FactorBig BankMonoline Lender
Rate used in IRDPosted rate (e.g., 6.79%)Your contract rate (e.g., 5.25%)
Discount in calculationYour discount is subtracted from the comparison rateNo discount adjustment
ResultHigher IRD penaltyLower IRD penalty
Typical difference40%–100% higher penalty

Example: On a $400,000 mortgage with 3 years remaining:

  • Big bank IRD: $18,000–$22,000
  • Monoline lender IRD: $10,000–$14,000

This is why your choice of lender at signing matters for the entire term, not just the rate.

Alternatives to breaking your mortgage

Blend and extend

Your current lender combines your existing rate with today’s rate and extends your term. No penalty, but the blended rate will be higher than the best available market rate.

ProsCons
No penaltyBlended rate is higher than best available
No legal feesMust stay with current lender
Simple processNew term resets (could be a pro or con)

→ See: Blend and Extend Mortgage Canada

Port your mortgage

If you’re breaking because you’re moving, you may be able to port your existing mortgage to the new property at your current rate.

→ See: How to Port Your Mortgage

Use prepayment privileges first

Most mortgages allow 10%–20% lump-sum payments per year without penalty. Maximizing this before renewal reduces your balance and total interest.

→ See: Mortgage Prepayment Privileges

Wait for renewal

If your renewal is within 6–12 months, the penalty may not be worth it. Start shopping for rates 120 days before renewal — some lenders offer early rate holds.

→ See: Mortgage Renewal Guide

Costs to include in your calculation

Don’t just calculate the penalty — include all costs:

CostTypical Amount
Prepayment penaltyVaries (see above)
Mortgage discharge fee$200–$350
New mortgage setup feeUsually $0 (lender covers)
Appraisal fee (if required)$300–$500
Legal fees (new mortgage)$500–$1,500 (often covered by new lender)
Title insurance$250–$400
Property tax adjustmentUsually neutral

Many lenders offer cash-back or cover legal fees to attract switch business. Factor these rebates in.

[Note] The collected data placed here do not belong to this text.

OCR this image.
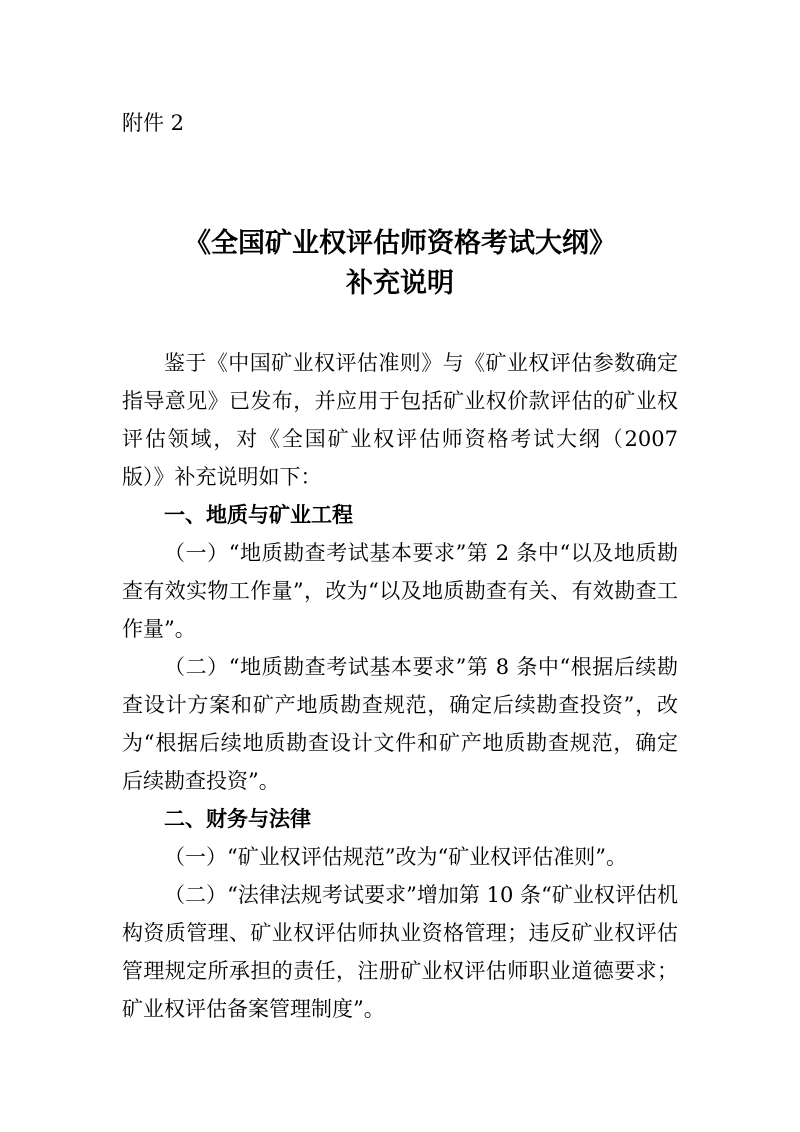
附件 2
《全国矿业权评估师资格考试大纲》
补充说明

鉴于《中国矿业权评估准则》与《矿业权评估参数确定指导意见》已发布，并应用于包括矿业权价款评估的矿业权评估领域，对《全国矿业权评估师资格考试大纲（2007 版）》补充说明如下：

一、地质与矿业工程

（一）“地质勘查考试基本要求”第 2 条中“以及地质勘查有效实物工作量”，改为“以及地质勘查有关、有效勘查工作量”。

（二）“地质勘查考试基本要求”第 8 条中“根据后续勘查设计方案和矿产地质勘查规范，确定后续勘查投资”，改为“根据后续地质勘查设计文件和矿产地质勘查规范，确定后续勘查投资”。

二、财务与法律

（一）“矿业权评估规范”改为“矿业权评估准则”。

（二）“法律法规考试要求”增加第 10 条“矿业权评估机构资质管理、矿业权评估师执业资格管理；违反矿业权评估管理规定所承担的责任，注册矿业权评估师职业道德要求；矿业权评估备案管理制度”。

When to break (and when not to)

BreakDon’t Break
Variable-rate mortgage (low penalty)Fixed rate with IRD penalty over 36-month break-even
Monoline lender with fair IRD calculationLess than 12 months left in your term
Rate drop of 1%+ with 3+ years remainingSmall rate differential (under 0.50%)
Need to consolidate high-interest debtLender offers competitive blend and extend
Selling the propertyPlanning to sell within 2 years

Key Takeaways

  • The math is simple: (Penalty + fees) ÷ monthly savings = break-even in months. Under 24 months is usually worth it.
  • Variable-rate penalties are predictable: always 3 months of interest (~$4,000–$6,000 on a typical mortgage). Breaking a variable mortgage is almost always straightforward math.
  • Fixed-rate IRD penalties can be brutal: especially at big banks using posted-rate calculations. Get the exact number from your lender before deciding.
  • Big bank vs monoline: the same mortgage, same rate — a big bank penalty can be 40–100% higher than a monoline lender penalty due to how they calculate IRD.
  • Blend and extend is a no-penalty alternative: you get a lower rate (though not the best available) without any upfront cost. Good option when the IRD penalty makes breaking uneconomical.
  • Current environment: with BoC rates at 2.75% (as of March 2026), many homeowners with 5%+ fixed rates locked in 2022–2023 are strong candidates for breaking — particularly those with variable-rate or monoline-lender mortgages.